Late Wednesday, US Magistrate Judge Wallace Capel GRANTED Ronnie Gilley’s motion to compel access to information pertaining to the information provided to the prosecution by flipped co-defendant Jarrod Massey, along with some other materials that had already been provided by the government. Wednesday’s order basically wraps up some of the loose ends left hanging by the Court’s January 11 ruling on the defendants’ access to wiretap binders and FBI interview documents (form FD-302).
But Capel also DENIED two key requests made by the defendant—access to the technical specifications and capabilities of electronic surveillance equipment and access to what are known as wiretap “session histories.” Session histories are user-created synopses summarizing the content of the intercepted communication.
Gilley had requested information on the make, models and serial numbers of the equipment federal agents had used during the electronic surveillance phase of the investigation (believed to have occurred between October 2009 and May 2010). He had also requested the session histories of other recorded conversations.

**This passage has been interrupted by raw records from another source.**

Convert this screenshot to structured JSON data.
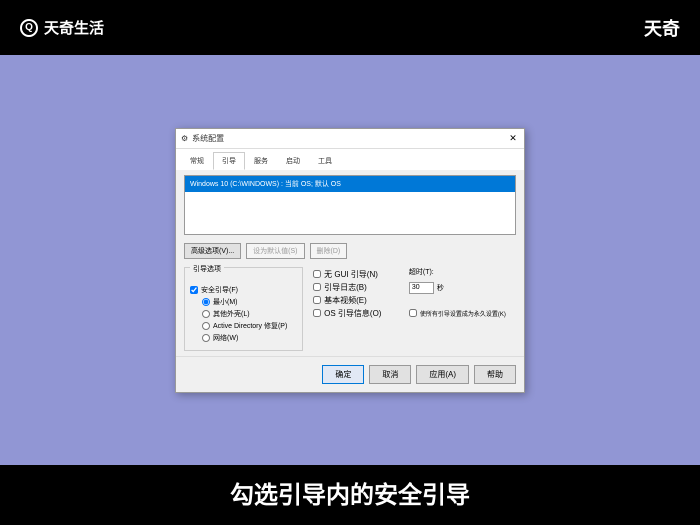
{
  "brand": {
    "name": "天奇生活",
    "right": "天奇"
  },
  "dialog": {
    "title": "系统配置",
    "close": "✕",
    "tabs": {
      "general": "常规",
      "boot": "引导",
      "services": "服务",
      "startup": "启动",
      "tools": "工具"
    },
    "osEntry": "Windows 10 (C:\\WINDOWS) : 当前 OS; 默认 OS",
    "buttons": {
      "advanced": "高级选项(V)...",
      "setDefault": "设为默认值(S)",
      "delete": "删除(D)"
    },
    "bootOptions": {
      "title": "引导选项",
      "safeBoot": "安全引导(F)",
      "minimal": "最小(M)",
      "altShell": "其他外壳(L)",
      "adRepair": "Active Directory 修复(P)",
      "network": "网络(W)"
    },
    "rightOptions": {
      "noGui": "无 GUI 引导(N)",
      "bootLog": "引导日志(B)",
      "baseVideo": "基本视频(E)",
      "osBootInfo": "OS 引导信息(O)"
    },
    "timeout": {
      "label": "超时(T):",
      "value": "30",
      "unit": "秒"
    },
    "permanent": "使所有引导设置成为永久设置(K)",
    "bottomButtons": {
      "ok": "确定",
      "cancel": "取消",
      "apply": "应用(A)",
      "help": "帮助"
    }
  },
  "subtitle": "勾选引导内的安全引导"
}
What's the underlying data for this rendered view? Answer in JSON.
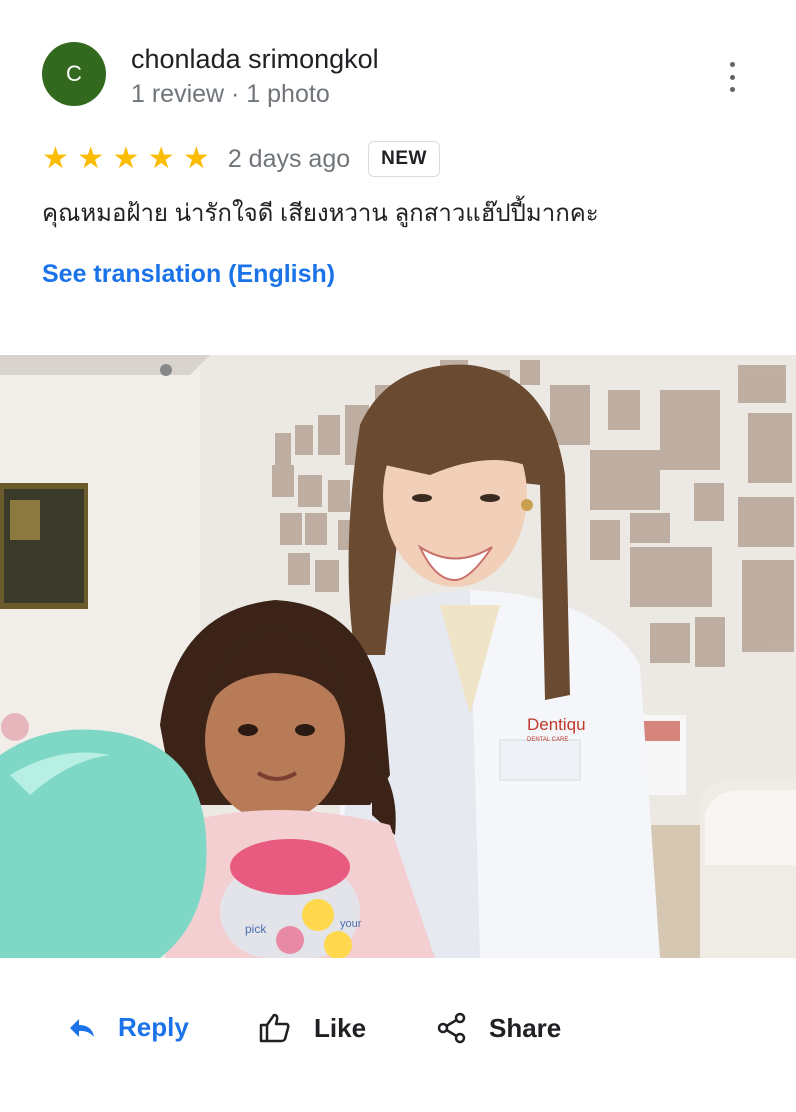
{
  "review": {
    "avatar_letter": "C",
    "avatar_color": "#33691e",
    "author": "chonlada srimongkol",
    "meta": "1 review · 1 photo",
    "rating": 5,
    "stars": "★ ★ ★ ★ ★",
    "date": "2 days ago",
    "badge": "NEW",
    "text": "คุณหมอฝ้าย น่ารักใจดี เสียงหวาน ลูกสาวแฮ๊ปปี้มากคะ",
    "translate_link": "See translation (English)"
  },
  "photo": {
    "clinic_logo_text": "Dentiqu",
    "clinic_logo_sub": "DENTAL CARE",
    "jar_label_1": "pick",
    "jar_label_2": "your"
  },
  "actions": {
    "reply": "Reply",
    "like": "Like",
    "share": "Share"
  },
  "colors": {
    "accent": "#1a73e8",
    "star": "#fbbc04",
    "meta_text": "#70757a"
  },
  "icons": {
    "more": "more-vert-icon",
    "reply": "reply-icon",
    "like": "thumb-up-icon",
    "share": "share-icon"
  }
}
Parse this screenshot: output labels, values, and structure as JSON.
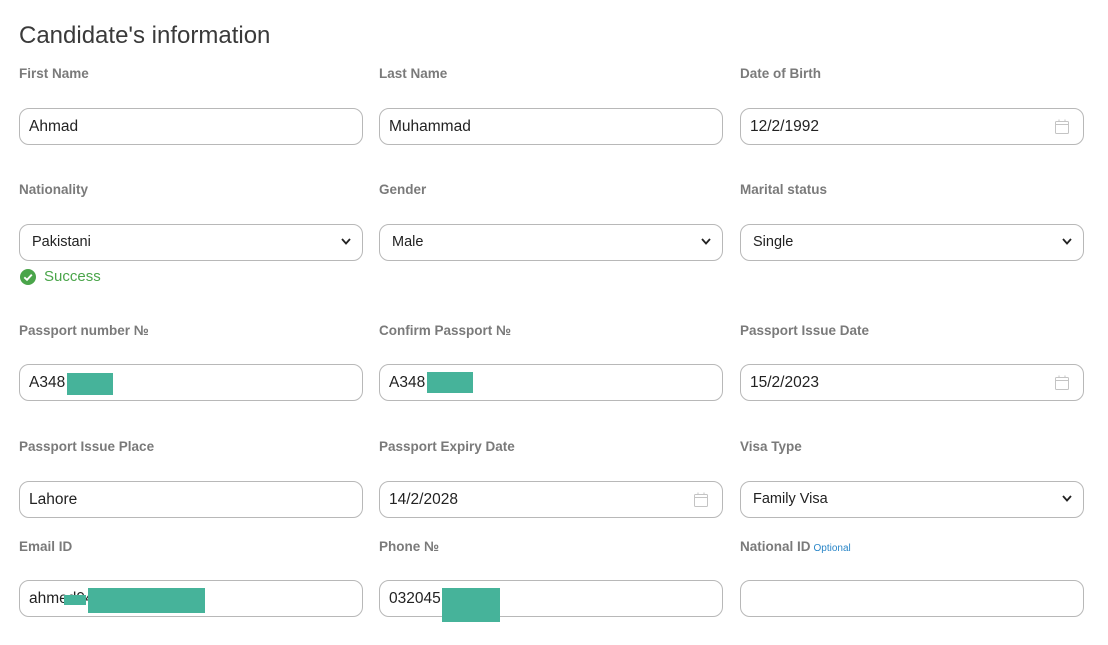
{
  "heading": "Candidate's information",
  "fields": {
    "first_name": {
      "label": "First Name",
      "value": "Ahmad"
    },
    "last_name": {
      "label": "Last Name",
      "value": "Muhammad"
    },
    "dob": {
      "label": "Date of Birth",
      "value": "12/2/1992"
    },
    "nationality": {
      "label": "Nationality",
      "value": "Pakistani"
    },
    "gender": {
      "label": "Gender",
      "value": "Male"
    },
    "marital": {
      "label": "Marital status",
      "value": "Single"
    },
    "passport": {
      "label": "Passport number №",
      "value": "A348"
    },
    "confirm_passport": {
      "label": "Confirm Passport №",
      "value": "A348"
    },
    "issue_date": {
      "label": "Passport Issue Date",
      "value": "15/2/2023"
    },
    "issue_place": {
      "label": "Passport Issue Place",
      "value": "Lahore"
    },
    "expiry_date": {
      "label": "Passport Expiry Date",
      "value": "14/2/2028"
    },
    "visa_type": {
      "label": "Visa Type",
      "value": "Family Visa"
    },
    "email": {
      "label": "Email ID",
      "value": "ahmed94"
    },
    "phone": {
      "label": "Phone №",
      "value": "032045"
    },
    "national_id": {
      "label": "National ID",
      "optional": "Optional",
      "value": ""
    }
  },
  "nationality_status": "Success",
  "colors": {
    "success": "#4aa54a",
    "redaction": "#46b39a",
    "optional": "#2a86c8"
  }
}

The government objected to these requests on two grounds: (1) that knowledge of the technical specifications of the equipment would alert criminals, educate them on critical investigative techniques and devise methods to thwart them and (2) that releasing the session histories would compromise ongoing investigations.
This has to be a chilling, perhaps even horrifying development for those who might be connected to La Fambilia and who might face charges in the weeks or months ahead. The government is all but admitting that they have used highly advanced technology to monitor the communications of suspected criminals, and that at the time of the filings leading up to Wednesday’s ruling, they were still developing evidence in an ongoing matter.
Let’s turn the page, and see what the next chapter brings.